Monday, December 25, 2017

Russia’s Snow Maiden Evolves from Innocent to Erotic

Paul Goble

            Staunton, December 24 – Since Aleksandr Ostrovsky introduced the Snow Maiden in 1873, she has been among the most popular Russian figure associated with the New Year’s holiday and has undergone a remarkable evolution “from the innocent companion of Father Frost to a sexually aggressive figure in erotic films,” the Culturology blog says.

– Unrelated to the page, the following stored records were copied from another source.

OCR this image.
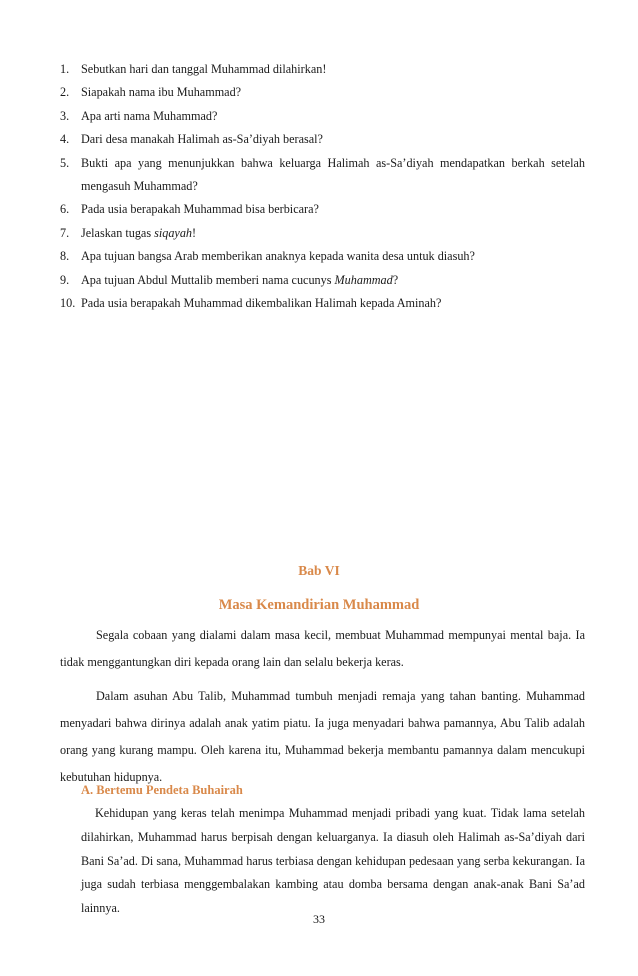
1. Sebutkan hari dan tanggal Muhammad dilahirkan!
2. Siapakah nama ibu Muhammad?
3. Apa arti nama Muhammad?
4. Dari desa manakah Halimah as-Sa’diyah berasal?
5. Bukti apa yang menunjukkan bahwa keluarga Halimah as-Sa’diyah mendapatkan berkah setelah mengasuh Muhammad?
6. Pada usia berapakah Muhammad bisa berbicara?
7. Jelaskan tugas siqayah!
8. Apa tujuan bangsa Arab memberikan anaknya kepada wanita desa untuk diasuh?
9. Apa tujuan Abdul Muttalib memberi nama cucunys Muhammad?
10. Pada usia berapakah Muhammad dikembalikan Halimah kepada Aminah?
Bab VI
Masa Kemandirian Muhammad

Segala cobaan yang dialami dalam masa kecil, membuat Muhammad mempunyai mental baja. Ia tidak menggantungkan diri kepada orang lain dan selalu bekerja keras.

Dalam asuhan Abu Talib, Muhammad tumbuh menjadi remaja yang tahan banting. Muhammad menyadari bahwa dirinya adalah anak yatim piatu. Ia juga menyadari bahwa pamannya, Abu Talib adalah orang yang kurang mampu. Oleh karena itu, Muhammad bekerja membantu pamannya dalam mencukupi kebutuhan hidupnya.

A. Bertemu Pendeta Buhairah

Kehidupan yang keras telah menimpa Muhammad menjadi pribadi yang kuat. Tidak lama setelah dilahirkan, Muhammad harus berpisah dengan keluarganya. Ia diasuh oleh Halimah as-Sa’diyah dari Bani Sa’ad. Di sana, Muhammad harus terbiasa dengan kehidupan pedesaan yang serba kekurangan. Ia juga sudah terbiasa menggembalakan kambing atau domba bersama dengan anak-anak Bani Sa’ad lainnya.

33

            In Ostrovsky’s story, the Snow Maidan was presented not as the granddaughter of Father Frost but as his helpmate, a portrayal that meant she varied widely in age and style. Sometimes she was very young and at others much older; and sometimes she was shown as a peasant girl but at others as the Snow Queen (kulturologia.ru/blogs/020116/27844/).

            At the end of the 19th and the beginning of the 20th century, the Snow Maidan was pictured by some of Russia’s most prominent artists and stage designers, and the Culturology portal provides reproductions of many of the most famous of these portrayals, some of which still define how Russians view this figure.

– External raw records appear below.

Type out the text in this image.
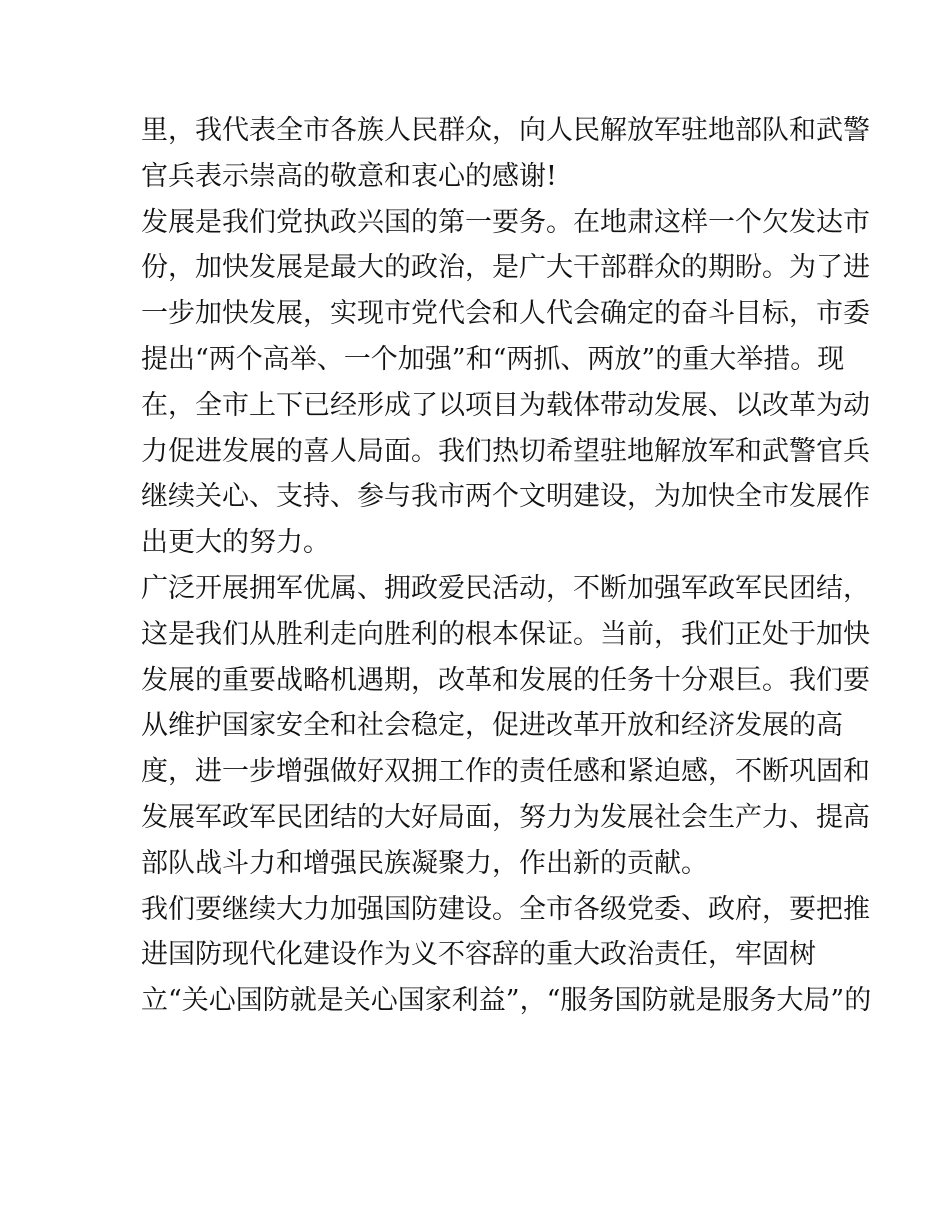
里，我代表全市各族人民群众，向人民解放军驻地部队和武警
官兵表示崇高的敬意和衷心的感谢!
发展是我们党执政兴国的第一要务。在地肃这样一个欠发达市
份，加快发展是最大的政治，是广大干部群众的期盼。为了进
一步加快发展，实现市党代会和人代会确定的奋斗目标，市委
提出“两个高举、一个加强”和“两抓、两放”的重大举措。现
在，全市上下已经形成了以项目为载体带动发展、以改革为动
力促进发展的喜人局面。我们热切希望驻地解放军和武警官兵
继续关心、支持、参与我市两个文明建设，为加快全市发展作
出更大的努力。
广泛开展拥军优属、拥政爱民活动，不断加强军政军民团结，
这是我们从胜利走向胜利的根本保证。当前，我们正处于加快
发展的重要战略机遇期，改革和发展的任务十分艰巨。我们要
从维护国家安全和社会稳定，促进改革开放和经济发展的高
度，进一步增强做好双拥工作的责任感和紧迫感，不断巩固和
发展军政军民团结的大好局面，努力为发展社会生产力、提高
部队战斗力和增强民族凝聚力，作出新的贡献。
我们要继续大力加强国防建设。全市各级党委、政府，要把推
进国防现代化建设作为义不容辞的重大政治责任，牢固树
立“关心国防就是关心国家利益”，“服务国防就是服务大局”的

            But the contemporary image of the Snow Maidan arose in 1935 when Stalin decided to allow Russians to celebrate New Year’s, a holiday that the Bolsheviks up to then had viewed as “a bourgeois survival of the past.” As part of that holiday, the Snow Maiden was recognized as an official symbol. And she was joined forever as a partner with Father Frost.

            That did not end the evolution of her portrayal, however. First with cartoons and then in films, she was “modernized.”  And then “beginning in the 2000s,” she began to be “exploited in erotic photo-sessions and adult films,” in which she was completely detached from her origins and reduced to a subject of “erotic fantasies.” 

            Despite that, the earlier image remains the one most Russians think of, a unique symbol of purity and renewal.